Thursday, June 26, 2008

Thoughts after the Solstice

Of my solstice poem, posted here last week, my best friend and most useful critic (because she never lies just to be nice) said “I think the image of a dying sun gushing fire onto us is a little unsettling, but only a little.”
I agree; I find it unsettling, and meant it to be unsettling.
There are several ideas lying behind that poem which admittedly couldn’t be extracted from the text.
There was the thought of the Taurobolium, the sacrifice to the Great Mother made in old Rome in which the communicant stood under a perforated platform so that the blood of the sacrificed bull poured down upon him.
I also was thinking about Longleaf Pines, the huge pines that once dominated much of Georgia.

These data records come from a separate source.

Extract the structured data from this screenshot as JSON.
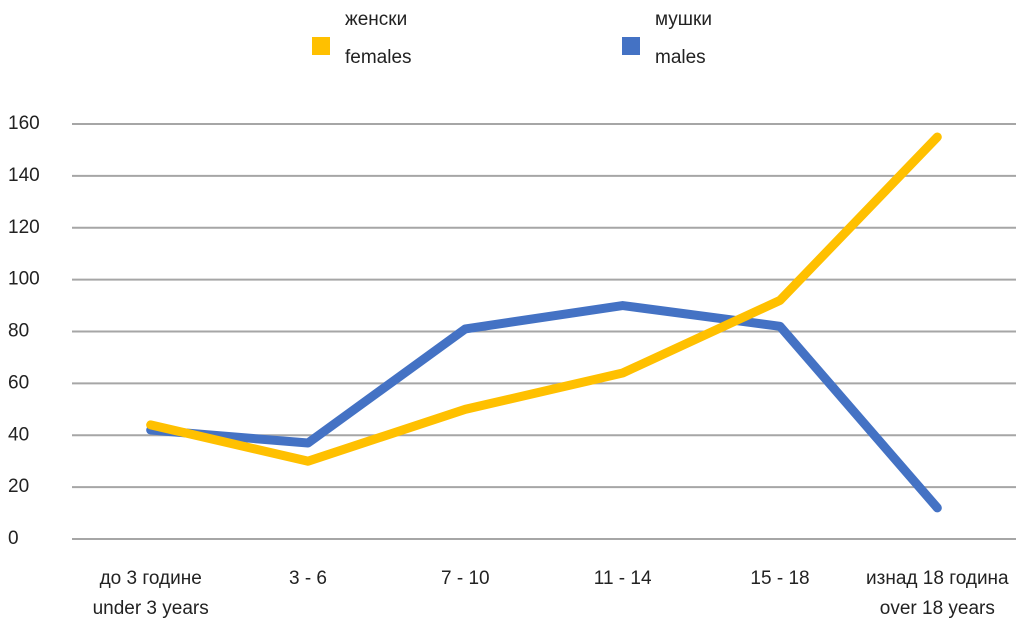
{
  "chart_data": {
    "type": "line",
    "categories": [
      [
        "до 3 године",
        "under 3 years"
      ],
      [
        "3 - 6"
      ],
      [
        "7 - 10"
      ],
      [
        "11 - 14"
      ],
      [
        "15 - 18"
      ],
      [
        "изнад 18 година",
        "over 18 years"
      ]
    ],
    "series": [
      {
        "name": [
          "женски",
          "females"
        ],
        "color": "#ffc000",
        "values": [
          44,
          30,
          50,
          64,
          92,
          155
        ]
      },
      {
        "name": [
          "мушки",
          "males"
        ],
        "color": "#4472c4",
        "values": [
          42,
          37,
          81,
          90,
          82,
          12
        ]
      }
    ],
    "ylim": [
      0,
      160
    ],
    "yticks": [
      0,
      20,
      40,
      60,
      80,
      100,
      120,
      140,
      160
    ],
    "grid": true,
    "legend": "top"
  }
}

Longleaf forests require fires: the mature trees survive the fires, and the seeds germinate only in fire-scorched soil.
But also though about global warming. I’ve been concerned about the greenhouse effect since I first read about it while preparing a sixth-grade science project, long before it was a popular topic of conversation.
In fact I think we – by “we” I mean our human “civilization” in the form it now exists – are screwed. The climate is destabilizing and at some point it will snap. The system will got out of control, and many bad things will happen before it reaches some new equilibrium – and it will reach that equilibrium, but by then the world will be a very different one in which humans have lived through our recorded history (an eyeblink in geological time.)
The disaster is upon us and I doubt that anything our great nation-states and corporations and leaders can do will stop it happening.
And maybe that means humans will get another chance, to start over again and maybe not screw up so bad. Which is the other thought behind the poem; that the head of the sun is burning off our botched civilization.
I wrote some of this thought to BF&MUC, who has heard me say such things before. She replied: “I'm not fond of the thought if ‘starting over’" means lots of pain and/or mortality for many humans. If it means we have a chance to avert such suffering by changing ourselves a bit, that's ok -- of course I realize that we might all have differing ideas about how we need to change.”
She’s right, of course. I don’t hope for the disaster; I just think it’s inevitable. The point to hope for, work for, strive a way of salvaging something from the disaster.

Sunday, June 15, 2008

Lines for the Summer Solstice

High has he risen, radiant and Holy.
Call him Bel, Attis, Tammuz or Balder.
Beautiful and proud, his heart draws the shadow’s blow.
From his death-wound, let the Fire pour down.
Let the Sun’s heart-blood burn the Earth clean.
Let the buried seeds of old Magic be wakened.
Let the Sun’s sacrifice set us free.